Conditional Independence (CI) is a fundamental concept in probability theory and statistics, forming the bedrock of modern causal inference and graphical modeling.
Formal Definition
Two variables, \(X\) and \(Y\), are said to be conditionally independent of each other given a third variable (or set of variables), \(Z\), if and only if their conditional joint distribution, given \(Z\), is equal to the product of their individual conditional distributions given \(Z\).
Mathematically, this is written as:
\(X \perp Y \mid Z \iff P(X, Y \mid Z) = P(X \mid Z)P(Y \mid Z)\)
This statement implies that once we know the value of \(Z\), gaining knowledge about \(Y\) tells us nothing new about \(X\), and vice-versa. The conditioning set \(Z\) “blocks” the flow of information between \(X\) and \(Y\).
Intuitive Explanation
Consider the following variables:
X: Ice Cream Sales
Y: Number of Drownings
Z: Average Daily Temperature
In a typical city, you would observe a strong positive correlation between ice cream sales and drownings. As one goes up, the other tends to go up.

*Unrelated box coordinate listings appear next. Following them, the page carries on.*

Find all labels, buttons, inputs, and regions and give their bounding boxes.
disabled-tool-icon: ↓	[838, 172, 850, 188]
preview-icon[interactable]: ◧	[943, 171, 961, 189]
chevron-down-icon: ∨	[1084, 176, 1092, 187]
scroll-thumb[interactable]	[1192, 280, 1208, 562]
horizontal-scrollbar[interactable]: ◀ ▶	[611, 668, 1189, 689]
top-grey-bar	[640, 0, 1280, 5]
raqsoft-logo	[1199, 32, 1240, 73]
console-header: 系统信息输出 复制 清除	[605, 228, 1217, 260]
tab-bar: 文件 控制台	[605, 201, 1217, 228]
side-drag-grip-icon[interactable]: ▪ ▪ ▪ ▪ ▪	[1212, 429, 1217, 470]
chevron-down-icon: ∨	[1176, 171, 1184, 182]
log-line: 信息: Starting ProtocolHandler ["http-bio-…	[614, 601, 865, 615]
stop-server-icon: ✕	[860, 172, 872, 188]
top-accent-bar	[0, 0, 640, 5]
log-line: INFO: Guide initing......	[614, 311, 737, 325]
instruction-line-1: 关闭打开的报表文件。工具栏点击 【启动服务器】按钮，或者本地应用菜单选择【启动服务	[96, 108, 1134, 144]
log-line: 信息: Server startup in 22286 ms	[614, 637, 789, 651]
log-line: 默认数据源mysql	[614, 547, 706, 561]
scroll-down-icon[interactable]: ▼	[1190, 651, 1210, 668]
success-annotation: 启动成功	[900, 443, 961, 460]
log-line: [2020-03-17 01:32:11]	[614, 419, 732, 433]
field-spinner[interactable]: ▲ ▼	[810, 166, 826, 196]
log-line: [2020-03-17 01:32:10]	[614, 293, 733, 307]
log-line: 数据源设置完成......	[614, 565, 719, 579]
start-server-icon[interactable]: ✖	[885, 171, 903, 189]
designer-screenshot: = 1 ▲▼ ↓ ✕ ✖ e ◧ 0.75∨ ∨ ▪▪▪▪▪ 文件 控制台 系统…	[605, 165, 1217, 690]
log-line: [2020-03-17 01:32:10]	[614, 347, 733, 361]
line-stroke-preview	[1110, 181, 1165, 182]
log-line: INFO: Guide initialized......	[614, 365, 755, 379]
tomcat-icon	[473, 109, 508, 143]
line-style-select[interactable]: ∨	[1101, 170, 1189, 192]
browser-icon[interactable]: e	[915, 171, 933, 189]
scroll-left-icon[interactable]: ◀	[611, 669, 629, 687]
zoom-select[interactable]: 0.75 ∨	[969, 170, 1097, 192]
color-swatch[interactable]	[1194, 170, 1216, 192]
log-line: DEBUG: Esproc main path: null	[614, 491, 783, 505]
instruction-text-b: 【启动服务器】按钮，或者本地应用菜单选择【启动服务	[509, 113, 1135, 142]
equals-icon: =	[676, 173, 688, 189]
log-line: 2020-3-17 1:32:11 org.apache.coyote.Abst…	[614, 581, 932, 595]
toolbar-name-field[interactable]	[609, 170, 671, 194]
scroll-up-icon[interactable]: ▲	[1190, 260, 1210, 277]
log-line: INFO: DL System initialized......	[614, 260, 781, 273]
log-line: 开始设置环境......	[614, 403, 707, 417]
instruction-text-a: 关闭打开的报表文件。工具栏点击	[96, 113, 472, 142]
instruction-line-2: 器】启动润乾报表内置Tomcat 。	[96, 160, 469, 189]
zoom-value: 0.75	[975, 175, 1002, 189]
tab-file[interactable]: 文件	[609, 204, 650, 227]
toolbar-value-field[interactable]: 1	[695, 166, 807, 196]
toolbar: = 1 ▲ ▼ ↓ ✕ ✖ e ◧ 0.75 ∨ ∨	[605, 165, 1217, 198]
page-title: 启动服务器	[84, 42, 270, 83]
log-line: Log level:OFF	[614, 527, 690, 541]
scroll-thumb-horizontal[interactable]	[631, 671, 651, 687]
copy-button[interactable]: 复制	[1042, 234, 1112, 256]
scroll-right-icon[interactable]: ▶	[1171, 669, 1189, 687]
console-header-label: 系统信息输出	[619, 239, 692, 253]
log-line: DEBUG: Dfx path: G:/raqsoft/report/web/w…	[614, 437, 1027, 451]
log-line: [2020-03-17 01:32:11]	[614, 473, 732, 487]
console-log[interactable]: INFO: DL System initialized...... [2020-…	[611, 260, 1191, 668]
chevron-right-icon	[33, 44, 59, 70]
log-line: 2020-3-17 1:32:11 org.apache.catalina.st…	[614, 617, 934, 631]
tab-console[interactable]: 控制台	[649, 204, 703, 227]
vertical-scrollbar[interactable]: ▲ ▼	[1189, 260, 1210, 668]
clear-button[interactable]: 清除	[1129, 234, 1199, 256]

However, this relationship is not causal. It is a result of a common cause, or a confounder: the temperature.
When the temperature is high, more people buy ice cream.
When the temperature is high, more people go swimming, which unfortunately leads to more drownings.
If we condition on temperature (i.e., we look at data from only the days where the temperature was, say, 75°F), the relationship between ice cream sales and drownings would vanish. Knowing how many ice creams were sold on a 75°F day gives you no new information about how many drownings occurred on that same day.
Thus, we can say: Ice Cream Sales \(\perp\) Drownings \(\mid\) Temperature.
Why It Matters in Causal Discovery
Conditional independence tests are the primary tool used by constraint-based causal discovery algorithms (like the PC algorithm). These algorithms work by systematically performing CI tests on the data to identify the “d-separations” in the underlying causal graph.
By determining which variables become independent when conditioned on others, these algorithms can prune edges from a fully connected graph to reveal the likely causal structure that generated the data.